Station Lands Ltd. is the owner of the newly constructed EPCOR Tower. Ledcor Construction Limited was the general contractor responsible for building the new office tower. As the building neared completion, Ledcor contracted with a cleaning company to have the exterior of the building cleaned to remove accumulated debris. This included cleaning the building’s exterior windows. While cleaning, the cleaners scratched those windows so badly that they had to be replaced at considerable cost.
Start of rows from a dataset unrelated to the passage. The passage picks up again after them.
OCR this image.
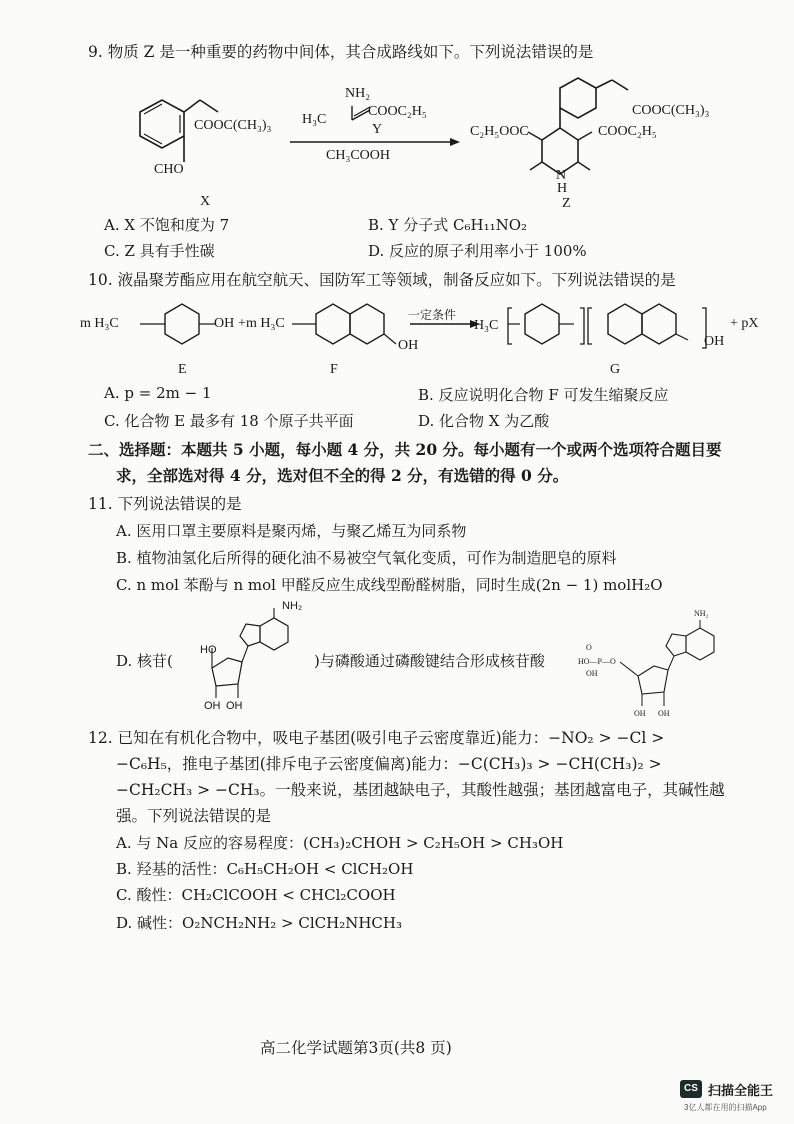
9. 物质 Z 是一种重要的药物中间体，其合成路线如下。下列说法错误的是
COOC(CH₃)₃
CHO
X
NH₂
H₃C
COOC₂H₅
Y
CH₃COOH
COOC(CH₃)₃
C₂H₅OOC	COOC₂H₅
N
H
Z
A. X 不饱和度为 7	B. Y 分子式 C₆H₁₁NO₂
C. Z 具有手性碳	D. 反应的原子利用率小于 100%
10. 液晶聚芳酯应用在航空航天、国防军工等领域，制备反应如下。下列说法错误的是
m H₃C	OH + m H₃C
OH
一定条件
H₃C
OH
+ pX
E	F	G
A. p = 2m − 1	B. 反应说明化合物 F 可发生缩聚反应
C. 化合物 E 最多有 18 个原子共平面	D. 化合物 X 为乙酸
二、选择题：本题共 5 小题，每小题 4 分，共 20 分。每小题有一个或两个选项符合题目要
求，全部选对得 4 分，选对但不全的得 2 分，有选错的得 0 分。
11. 下列说法错误的是
A. 医用口罩主要原料是聚丙烯，与聚乙烯互为同系物
B. 植物油氢化后所得的硬化油不易被空气氧化变质，可作为制造肥皂的原料
C. n mol 苯酚与 n mol 甲醛反应生成线型酚醛树脂，同时生成(2n − 1) molH₂O
D. 核苷(
NH₂
HO
OH OH
)与磷酸通过磷酸键结合形成核苷酸
O
HO—P—O
OH
OH OH
NH₂
12. 已知在有机化合物中，吸电子基团(吸引电子云密度靠近)能力：−NO₂ > −Cl >
−C₆H₅，推电子基团(排斥电子云密度偏离)能力：−C(CH₃)₃ > −CH(CH₃)₂ >
−CH₂CH₃ > −CH₃。一般来说，基团越缺电子，其酸性越强；基团越富电子，其碱性越
强。下列说法错误的是
A. 与 Na 反应的容易程度：(CH₃)₂CHOH > C₂H₅OH > CH₃OH
B. 羟基的活性：C₆H₅CH₂OH < ClCH₂OH
C. 酸性：CH₂ClCOOH < CHCl₂COOH
D. 碱性：O₂NCH₂NH₂ > ClCH₂NHCH₃
高二化学试题第3页(共8 页)
CS 扫描全能王
3亿人都在用的扫描App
The owner and the general contractor made a claim under their builders risk insurance policy for the cost of those replacements. Northbridge Indemnity Insurance Company denied the claim, applying an exclusion for “the cost of making good faulty workmanship”. The full exclusion stated:
This policy does not insure [...] the cost of making good faulty workmanship, construction materials or design unless physical damage not otherwise excluded by this policy results, in which event this policy shale [sic] insure such resulting damage.
The owner and the general contractor sued the insurance company, arguing that they were not claiming the cost of making good the cleaning, but rather were claiming the cost of damage done as a result of the cleaning.
The court resolved the case in favour of the owner and the general contractor, relying on the principles for interpreting insurance policies established by the Supreme Court of Canada in Progressive Homes Ltd. v. Lombard General Insurance Co. of Canada, 2010 SCC 33.
It was conceded by the insurance company that but for the exclusion, the policy as a whole would have applied to this type of damage.
Turning to the exclusion, the court considered two aspects: whether the cleaning was “faulty workmanship” and if it was, what the “cost of making good” that cleaning would be.
On the first question, the court held that the cleaning was “work”: “[p]lainly, whether one is building something or doing something to something else, work is being done.” (para. 11) Concluding that “work” and “workmanship” were, in this context, synonymous, the court held that the cleaning was clearly faulty workmanship.
On the second question, the court considered two interpretations of “the cost of making good”: the cost of re-doing the cleaning or the cost of fixing the exterior of the building. The court held that both of these interpretations were reasonable. While some aspects of the policy, such as its generally broad scope, suggested that the policy should cover the cost of replacing the windows, the court was not satisfied that this was conclusive. As a result, the court found the exclusion to be ambiguous, and applied an interpretive presumption endorsed by the Supreme Court to construe the contract against the interest of the insurer (contra proferentem). The court held that the damage caused by the cleaners was not excluded from the builders risk policy.
This decision considerably narrows the application of the faulty design/work exclusion in builder’s risk policies. Policyholders are reminded that they should seek advice from an insurance coverage lawyer when their claims are denied by an insurer.